The vulnerability stems from two related issues in the voice call webhook processing logic. First, the system was susceptible to webhook replay attacks because it used a newly generated random UUID as the identifier for each incoming event. This meant that the deduplication mechanism, which checked for previously seen event IDs, was ineffective against replayed requests, as each replay would be assigned a new, unique ID. The vulnerable functions TwilioProvider.normalizeEvent and PlivoProvider.normalizeEvent were responsible for generating these random IDs. The processEvent function was then unable to detect these duplicates.

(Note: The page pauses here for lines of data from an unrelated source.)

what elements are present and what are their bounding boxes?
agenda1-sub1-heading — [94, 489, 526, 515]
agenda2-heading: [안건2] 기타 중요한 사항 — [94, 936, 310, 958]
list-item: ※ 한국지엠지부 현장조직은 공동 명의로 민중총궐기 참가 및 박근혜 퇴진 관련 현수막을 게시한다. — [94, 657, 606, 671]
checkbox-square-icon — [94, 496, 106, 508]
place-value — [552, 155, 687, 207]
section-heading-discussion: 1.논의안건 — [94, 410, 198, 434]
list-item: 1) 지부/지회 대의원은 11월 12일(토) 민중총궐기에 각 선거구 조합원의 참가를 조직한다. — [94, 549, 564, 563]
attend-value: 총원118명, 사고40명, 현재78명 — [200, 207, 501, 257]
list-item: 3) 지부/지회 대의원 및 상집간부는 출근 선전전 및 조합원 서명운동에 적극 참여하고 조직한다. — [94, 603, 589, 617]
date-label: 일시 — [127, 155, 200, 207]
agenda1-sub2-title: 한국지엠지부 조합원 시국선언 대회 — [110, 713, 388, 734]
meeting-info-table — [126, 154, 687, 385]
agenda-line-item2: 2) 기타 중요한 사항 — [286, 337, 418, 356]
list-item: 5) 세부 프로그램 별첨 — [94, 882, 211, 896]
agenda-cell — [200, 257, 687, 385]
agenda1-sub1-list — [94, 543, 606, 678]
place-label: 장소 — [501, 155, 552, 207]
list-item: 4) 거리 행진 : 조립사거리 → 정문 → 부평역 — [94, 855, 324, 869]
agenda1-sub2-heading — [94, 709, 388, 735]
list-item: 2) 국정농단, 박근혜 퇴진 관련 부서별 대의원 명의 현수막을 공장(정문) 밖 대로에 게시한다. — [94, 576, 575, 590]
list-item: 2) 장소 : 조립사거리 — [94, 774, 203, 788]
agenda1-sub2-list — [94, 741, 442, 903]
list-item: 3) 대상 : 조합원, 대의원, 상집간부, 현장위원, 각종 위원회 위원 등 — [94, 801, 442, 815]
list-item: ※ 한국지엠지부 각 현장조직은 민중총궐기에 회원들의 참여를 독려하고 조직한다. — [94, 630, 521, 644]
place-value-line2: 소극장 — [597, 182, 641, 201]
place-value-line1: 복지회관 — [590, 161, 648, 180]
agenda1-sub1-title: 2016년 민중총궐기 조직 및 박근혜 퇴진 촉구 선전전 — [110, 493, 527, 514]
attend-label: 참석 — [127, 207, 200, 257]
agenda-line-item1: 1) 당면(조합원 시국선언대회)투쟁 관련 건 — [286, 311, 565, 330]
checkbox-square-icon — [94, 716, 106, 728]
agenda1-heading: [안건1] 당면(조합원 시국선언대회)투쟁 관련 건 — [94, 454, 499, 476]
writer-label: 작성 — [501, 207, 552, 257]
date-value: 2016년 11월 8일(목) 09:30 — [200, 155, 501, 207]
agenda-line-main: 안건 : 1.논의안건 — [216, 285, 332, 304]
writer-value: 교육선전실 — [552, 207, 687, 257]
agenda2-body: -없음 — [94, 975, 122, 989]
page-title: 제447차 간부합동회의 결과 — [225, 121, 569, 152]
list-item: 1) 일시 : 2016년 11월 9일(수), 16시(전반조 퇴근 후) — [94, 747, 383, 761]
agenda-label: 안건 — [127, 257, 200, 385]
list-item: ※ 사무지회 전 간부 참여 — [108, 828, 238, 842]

Second, the system was vulnerable to stale call-state transitions. A replayed speech event from a previous turn could be accepted for a new, active turn. This was because the resolveTranscriptWaiter function, which waits for a user's speech, did not validate that the incoming speech event was intended for the current interaction. The patch addresses this by introducing a turnToken that is generated for each turn in continueCall and validated in resolveTranscriptWaiter.
The overall fix involves multiple layers: introducing a stable dedupeKey based on provider-specific headers (like i-twilio-idempotency-token or Plivo's nonce) for reliable replay detection, adding a replay cache in webhook-security.ts to flag replayed requests early, and implementing the turnToken mechanism to prevent stale state transitions.